Quando dois oficiais da embaixada dos EUA morreram após seu veículo despencar em um desfiladeiro de 200 metros nas montanhas de Chihuahua, foi relatado como um trágico acidente. O que surgiu desde então levanta questões que vão muito além da segurança nas estradas.

Esses dois oficiais agora são relatados como operativos da CIA. Eles estavam retornando de uma operação em um laboratório de drogas realizada ao lado das autoridades locais mexicanas. A presidente do México, Claudia Sheinbaum, diz que nem ela nem seu gabinete tinham conhecimento prévio da operação. E sob a lei de segurança nacional do México, operações conjuntas com agências estrangeiras exigem aprovação explícita do governo federal.

Isso não é uma nota de rodapé processual. É uma potencial violação constitucional — e o México agora iniciou uma investigação formal para determinar exatamente isso.

O que torna este incidente particularmente significativo é o momento e o contexto em que se encontra. A CIA expandiu substancialmente seu papel em operações de combate às drogas em toda a América Latina desde que Trump retornou à Casa Branca. A inteligência da agência ajudou supostamente a localizar e, por fim, levou à morte de "El Mencho" — um dos traficantes de drogas mais procurados do mundo — há apenas dois meses. Essa presença crescente sempre levantaria questões de soberania eventualmente. O incidente de domingo trouxe essas questões para um foco agudo e desconfortável.

As contas conflitantes de oficiais estaduais mexicanos não ajudaram. O procurador-geral de Chihuahua inicialmente afirmou que os americanos morreram enquanto retornavam de uma operação para desmantelar laboratórios clandestinos. Ele depois voltou atrás, dizendo que os "instrutores" dos EUA só chegaram depois que a operação havia terminado — para fins de treinamento. Ambas as declarações não podem ser verdadeiras simultaneamente.
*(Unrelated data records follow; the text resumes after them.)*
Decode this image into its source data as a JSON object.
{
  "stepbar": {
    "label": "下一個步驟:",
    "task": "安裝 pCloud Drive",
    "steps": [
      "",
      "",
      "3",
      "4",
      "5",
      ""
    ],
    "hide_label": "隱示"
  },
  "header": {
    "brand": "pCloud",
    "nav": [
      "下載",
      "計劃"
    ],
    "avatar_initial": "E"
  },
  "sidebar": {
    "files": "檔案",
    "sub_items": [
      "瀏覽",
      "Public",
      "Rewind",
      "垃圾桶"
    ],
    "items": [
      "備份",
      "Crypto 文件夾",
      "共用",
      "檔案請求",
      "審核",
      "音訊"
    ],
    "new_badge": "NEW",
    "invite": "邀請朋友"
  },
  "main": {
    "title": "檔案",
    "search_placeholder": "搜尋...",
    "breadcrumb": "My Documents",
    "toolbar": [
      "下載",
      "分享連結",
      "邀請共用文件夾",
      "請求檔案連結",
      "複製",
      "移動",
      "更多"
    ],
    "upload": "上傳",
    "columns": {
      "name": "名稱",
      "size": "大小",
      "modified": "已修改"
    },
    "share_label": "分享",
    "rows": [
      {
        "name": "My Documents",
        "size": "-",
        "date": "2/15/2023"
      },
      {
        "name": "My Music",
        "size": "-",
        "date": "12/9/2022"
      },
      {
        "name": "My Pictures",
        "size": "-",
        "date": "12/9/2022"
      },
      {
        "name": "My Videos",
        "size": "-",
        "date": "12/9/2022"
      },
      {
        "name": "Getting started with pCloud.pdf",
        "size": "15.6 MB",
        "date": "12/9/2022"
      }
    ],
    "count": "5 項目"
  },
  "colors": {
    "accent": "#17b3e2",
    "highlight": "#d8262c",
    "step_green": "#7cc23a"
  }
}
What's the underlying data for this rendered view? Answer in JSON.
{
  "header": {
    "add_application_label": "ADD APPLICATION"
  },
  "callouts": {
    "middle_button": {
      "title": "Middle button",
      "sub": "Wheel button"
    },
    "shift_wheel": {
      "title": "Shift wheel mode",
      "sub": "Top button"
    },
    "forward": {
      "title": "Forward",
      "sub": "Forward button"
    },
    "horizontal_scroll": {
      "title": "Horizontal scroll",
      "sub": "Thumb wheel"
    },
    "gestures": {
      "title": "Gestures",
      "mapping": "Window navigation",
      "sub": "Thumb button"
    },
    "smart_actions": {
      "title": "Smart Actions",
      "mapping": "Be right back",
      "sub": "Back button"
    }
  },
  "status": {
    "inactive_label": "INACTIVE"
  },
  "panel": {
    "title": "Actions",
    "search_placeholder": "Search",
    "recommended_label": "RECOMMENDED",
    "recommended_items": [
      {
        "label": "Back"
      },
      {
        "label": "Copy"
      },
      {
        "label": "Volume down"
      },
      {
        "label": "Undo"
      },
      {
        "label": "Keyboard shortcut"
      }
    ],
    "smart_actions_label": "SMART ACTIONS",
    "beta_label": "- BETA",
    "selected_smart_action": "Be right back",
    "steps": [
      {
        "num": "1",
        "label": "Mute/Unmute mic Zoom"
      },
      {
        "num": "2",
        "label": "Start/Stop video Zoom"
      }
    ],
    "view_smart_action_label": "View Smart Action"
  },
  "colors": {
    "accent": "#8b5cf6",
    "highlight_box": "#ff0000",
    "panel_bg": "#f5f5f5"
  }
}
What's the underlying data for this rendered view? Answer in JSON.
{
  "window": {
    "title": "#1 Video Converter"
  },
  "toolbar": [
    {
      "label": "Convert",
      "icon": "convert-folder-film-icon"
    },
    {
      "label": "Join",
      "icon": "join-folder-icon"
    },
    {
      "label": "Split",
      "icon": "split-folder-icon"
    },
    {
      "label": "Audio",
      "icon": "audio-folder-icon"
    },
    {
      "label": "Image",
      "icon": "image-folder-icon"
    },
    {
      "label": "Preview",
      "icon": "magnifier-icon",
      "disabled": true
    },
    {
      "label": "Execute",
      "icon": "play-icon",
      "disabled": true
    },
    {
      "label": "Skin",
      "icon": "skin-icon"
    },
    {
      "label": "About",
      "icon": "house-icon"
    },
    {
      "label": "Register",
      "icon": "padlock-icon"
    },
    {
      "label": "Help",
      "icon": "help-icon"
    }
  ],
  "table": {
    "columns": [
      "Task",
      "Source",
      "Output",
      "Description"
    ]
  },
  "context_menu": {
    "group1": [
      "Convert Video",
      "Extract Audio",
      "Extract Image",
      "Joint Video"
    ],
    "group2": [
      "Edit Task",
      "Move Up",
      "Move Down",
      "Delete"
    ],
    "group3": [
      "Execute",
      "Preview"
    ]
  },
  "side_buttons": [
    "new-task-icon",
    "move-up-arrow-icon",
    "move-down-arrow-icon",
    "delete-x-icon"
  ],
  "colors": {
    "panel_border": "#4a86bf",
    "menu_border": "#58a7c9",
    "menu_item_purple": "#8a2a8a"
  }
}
Essa contradição é precisamente o que a investigação do México precisará resolver.

A presidente Sheinbaum navegou por uma corda bamba diplomática extraordinariamente difícil durante sua presidência — resistindo firmemente às ofertas de Trump para enviar tropas dos EUA ao território mexicano para combater cartéis, enquanto mantinha cooperação suficiente com Washington para evitar confrontos diretos. Esse equilíbrio acabou de se tornar significativamente mais difícil de manter.

A relação EUA-México em segurança e tráfico de drogas sempre foi complexa, sensível e historicamente carregada. A atividade de aplicação da lei americana em solo mexicano carrega o peso de intervenções passadas que não são esquecidas nem perdoadas em grande parte da América Latina. Sheinbaum entende isso. Seu eleitorado entende isso. É por isso que a questão de saber se os operativos da CIA estavam ativamente participando de operações em campo — em vez de simplesmente compartilhar inteligência — é de extrema importância, tanto legal quanto politicamente.

Se a investigação confirmar que uma operação conjunta ocorreu sem autorização federal, as consequências diplomáticas serão significativas. E se não confirmar — as inconsistências nas contas oficiais ainda precisam ser explicadas.

A verdade sobre o que aconteceu nessas montanhas perto da fronteira entre Chihuahua e Sinaloa merece um relato completo e transparente. Ambos os países, e as pessoas que eles servem, não devem nada menos que isso.